Jhamb et al. [21] argue that optimizing exercise participation in patients on hemodialysis could improve the physical well-being and HRQOL of these patients. However, Parson et al. [55] assessed the effect of the exercise program on the effectiveness of dialysis, blood pressure, and QoL of patients with ESRD. The results showed no significant changes in the patients’ QoL. Chu and McAdams-DeMarco [56] argue that a high burden of inactivity and retention of uremic toxins among patients with ESKD impact on cognitive function of patients. Therefore, exercise could play a main role in preventing cognitive decline in these patients.

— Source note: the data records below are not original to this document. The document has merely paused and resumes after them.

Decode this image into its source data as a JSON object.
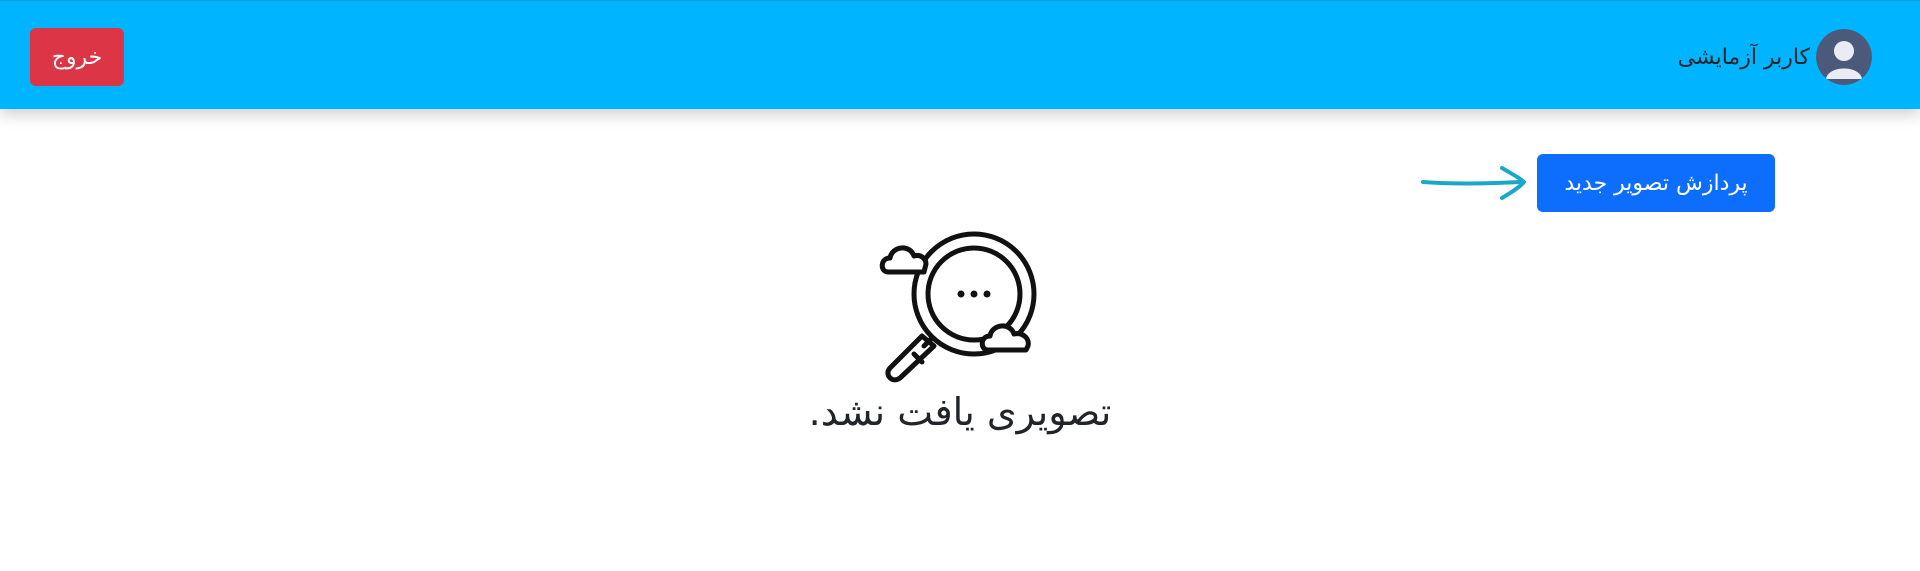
{
  "header": {
    "background_color": "#00b4ff",
    "logout_label": "خروج",
    "logout_color": "#dc3545",
    "user_name": "کاربر آزمایشی",
    "avatar_icon": "user-avatar-icon"
  },
  "main": {
    "new_image_label": "پردازش تصویر جدید",
    "new_image_color": "#0d6efd",
    "arrow_icon": "arrow-right-icon",
    "arrow_color": "#1aa7cc",
    "empty_icon": "magnifier-clouds-icon",
    "empty_message": "تصویری یافت نشد."
  }
}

In a qualitative study, Heiwe et al. [57] found that the levels of physical activity in patients with CKD are affected not only by patients’ health status but also, by perceptual factors such as perceived positive and negative well-being status and patients’ self-efficacy.

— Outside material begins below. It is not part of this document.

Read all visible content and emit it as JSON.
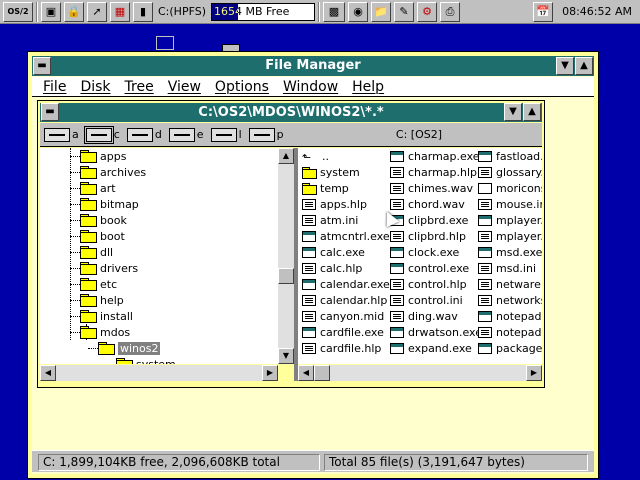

There are some limitations in this study. We used a verbal report of exercise that is not always accurate. It is recommended to use an objective measure such as pedometers or accelerometers in future studies. Another limitation is the cross-sectional design of this study which precludes the causality of the observed associations. Moreover, in this study, we only included hemodialysis patients. Thus, further studies are recommended to investigate the benefits and barriers of exercise from the perspective of health care professionals and patients’ families. Moreover, conducting qualitative studies could help to provide a deep understanding of the barriers and benefits of exercise among hemodialysis patients. Furthermore, it is recommended to do a similar study on patients of peritoneal dialysis.

Conclusion

The results of the present study revealed that most patients undergoing hemodialysis had a positive perception of exercise benefits and stated that exercise can be beneficial to their health. Despite their greater perception of the exercise benefits, the majority of them do not engage in any exercise, which indicates that there are barriers to exercise. There were some barriers to exercise such as frequent tiredness, lower-extremity muscle fatigue, and fear of arteriovenous fistula injury which could be considered in providing care for a patient on hemodialysis. The result showed a positive and significant relationship between the mean DPEBBS score with the mean score of each domain and the total score of KDQOL. Participants also referred to factors such as unavailability of exercise equipment at home or near their home. Moreover, the results showed that the staffs working in hemodialysis centers do not encourage patients to engage in exercise. Therefore, it is suggested to improve patients’ exercise attitudes by increasing their awareness of exercise benefits and removing barriers to exercise. Moreover, providing exercise facilities and encouraging the patients by the health care provider to engage in exercises could help the patients to engage in the exercise programs. Additionally, the incorporation of exercise professionals into health care programs of patients on hemodialysis will ensure the quality of physical activities provided by those best-qualified professionals.